No way the WCC gets five teams, right?
And then there were cold-weather bubble-sitters such as 19-12 Iowa State, Western Michigan and Cincinnati. WMU lost to Ohio in its conference tournament and was swept by Valpo on Saturday night. Cincinnati was eliminated by Pitt in the Big East tournament. Not to disparage Pitt, but the Panthers this season lost to Duquesne and Ohio (twice).
"The NCAA's message has, to us, always been 'play somebody good,'" Rubio said.
Entering the final week of the regular season, six of volleyball's top 10 teams were Pac-10 teams. That meant Arizona played 12 wickedly difficult matches. In addition, Rubio scheduled 22-6 Mountain West Conference power Colorado State, which had played in 13 straight NCAA tournaments.
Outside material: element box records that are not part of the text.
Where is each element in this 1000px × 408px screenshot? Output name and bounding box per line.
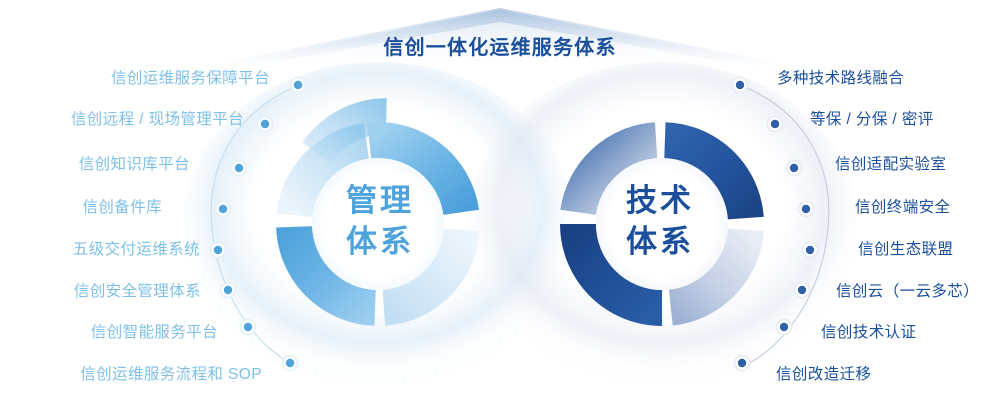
right-label-6[interactable]: 信创云（一云多芯） (836, 279, 1000, 301)
left-node-dot-7[interactable] (244, 323, 252, 331)
right-node-dot-3[interactable] (790, 164, 798, 172)
left-label-6[interactable]: 信创安全管理体系 (0, 279, 201, 301)
right-node-dot-6[interactable] (798, 286, 806, 294)
right-node-dot-8[interactable] (738, 359, 746, 367)
left-node-dot-1[interactable] (294, 81, 302, 89)
left-node-dot-8[interactable] (286, 359, 294, 367)
left-node-dot-5[interactable] (214, 246, 222, 254)
right-label-4[interactable]: 信创终端安全 (855, 195, 1000, 217)
left-node-dot-3[interactable] (235, 164, 243, 172)
left-label-3[interactable]: 信创知识库平台 (0, 152, 190, 174)
right-node-dot-1[interactable] (736, 81, 744, 89)
right-caption-line-2: 体系 (580, 222, 740, 263)
left-label-4[interactable]: 信创备件库 (0, 195, 162, 217)
right-node-dot-4[interactable] (802, 205, 810, 213)
left-label-5[interactable]: 五级交付运维系统 (0, 237, 200, 259)
right-node-dot-5[interactable] (806, 246, 814, 254)
left-label-7[interactable]: 信创智能服务平台 (0, 320, 218, 342)
infographic-canvas: 信创一体化运维服务体系 管理 体系 技术 体系 信创运维服务保障平台信创远程 /… (0, 0, 1000, 408)
left-node-dot-4[interactable] (219, 205, 227, 213)
right-label-5[interactable]: 信创生态联盟 (858, 237, 1000, 259)
right-caption-line-1: 技术 (580, 181, 740, 222)
right-label-8[interactable]: 信创改造迁移 (776, 362, 1000, 384)
left-label-2[interactable]: 信创远程 / 现场管理平台 (0, 107, 244, 129)
left-node-dot-2[interactable] (261, 120, 269, 128)
right-label-3[interactable]: 信创适配实验室 (835, 152, 1000, 174)
right-node-dot-7[interactable] (780, 323, 788, 331)
left-ring-caption: 管理 体系 (300, 181, 460, 263)
right-label-1[interactable]: 多种技术路线融合 (777, 66, 1000, 88)
left-label-1[interactable]: 信创运维服务保障平台 (0, 66, 270, 88)
left-node-dot-6[interactable] (224, 286, 232, 294)
page-title: 信创一体化运维服务体系 (0, 31, 1000, 60)
right-label-7[interactable]: 信创技术认证 (821, 320, 1000, 342)
left-caption-line-2: 体系 (300, 222, 460, 263)
right-label-2[interactable]: 等保 / 分保 / 密评 (810, 107, 1000, 129)
right-node-dot-2[interactable] (771, 120, 779, 128)
right-ring-caption: 技术 体系 (580, 181, 740, 263)
left-caption-line-1: 管理 (300, 181, 460, 222)
left-label-8[interactable]: 信创运维服务流程和 SOP (0, 362, 262, 384)
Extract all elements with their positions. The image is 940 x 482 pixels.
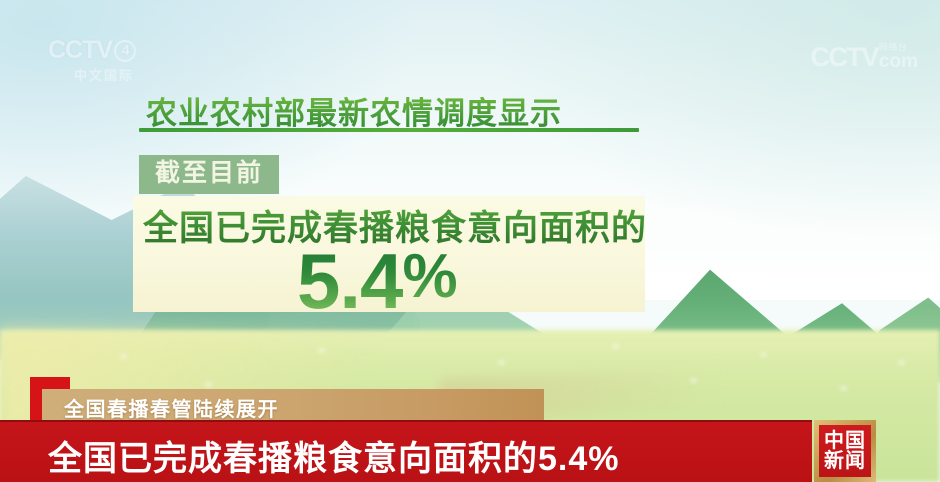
infographic-value-unit: % [402,242,456,311]
program-badge-inner: 中国 新闻 [819,425,871,477]
program-badge-line2: 新闻 [824,451,866,471]
broadcast-frame: CCTV 4 中文国际 CCTV 网络台 com 农业农村部最新农情调度显示 截… [0,0,940,482]
lower-third-headline-text: 全国已完成春播粮食意向面积的5.4% [48,431,620,480]
infographic-value-number: 5.4 [297,242,402,320]
infographic-kicker: 农业农村部最新农情调度显示 [146,88,562,133]
infographic-tag: 截至目前 [139,155,279,194]
program-badge: 中国 新闻 [814,420,876,482]
infographic-value: 5.4 % [297,242,457,320]
program-badge-line1: 中国 [824,431,866,451]
infographic-kicker-underline [139,128,639,132]
lower-third-topic-text: 全国春播春管陆续展开 [64,393,279,422]
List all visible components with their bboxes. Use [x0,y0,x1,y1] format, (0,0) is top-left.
Tough enough, right?
When the Wildcats scattered Sunday afternoon, Rubio instructed them to return to McKale Center in four hours to watch ESPNU's 8 p.m., broadcast of the NCAA's field of 64 volleyball teams.
They sat in silence as they saw Santa Clara, Iowa State, Cincinnati, Western Michigan and New Mexico State's names on the big board. No Arizona.
"We were pretty bummed out,'' Rubio said. "I thought this team had a chance to get on a run and get to the Sweet 16.''
Arizona has gone three seasons without qualifying for the NCAA tournament. It is a dramatic twist from Rubio's 10-season run, 1996-2005, in which the Wildcats were included in every NCAA tournament.
Last winter, UA athletic director Jim Livengood offered little encouragement. He did not give Rubio a raise in salary and offered a flat, one-year contract.
Who knows what comes next?
The Wildcats are so young that Rubio didn't sign anybody in last month's recruiting period. It wouldn't be a surprise if they opened the 2009 season in the top half of the Top 25.
"I'm disappointed for Dave and our gals,'' Livengood said Monday. "The key thing, looking at the Pac-10 standings, is that USC and UCLA finished 9-9, and we were below them at 6-12. The NCAA selection committee is looking for some point it can draw a line."
The line was drawn at .500. Arizona would have had the worst record of all 33 at-large teams in the field.
"I think we would've been an interesting matchup,'' Livengood said. "When everybody's playing well, when we don't have any illness or injuries, we're a pretty good team.''
This year, pretty good didn't make it.
Rubio said he will probably resume recruiting this weekend.
"Don't have a lot else to do,'' he said.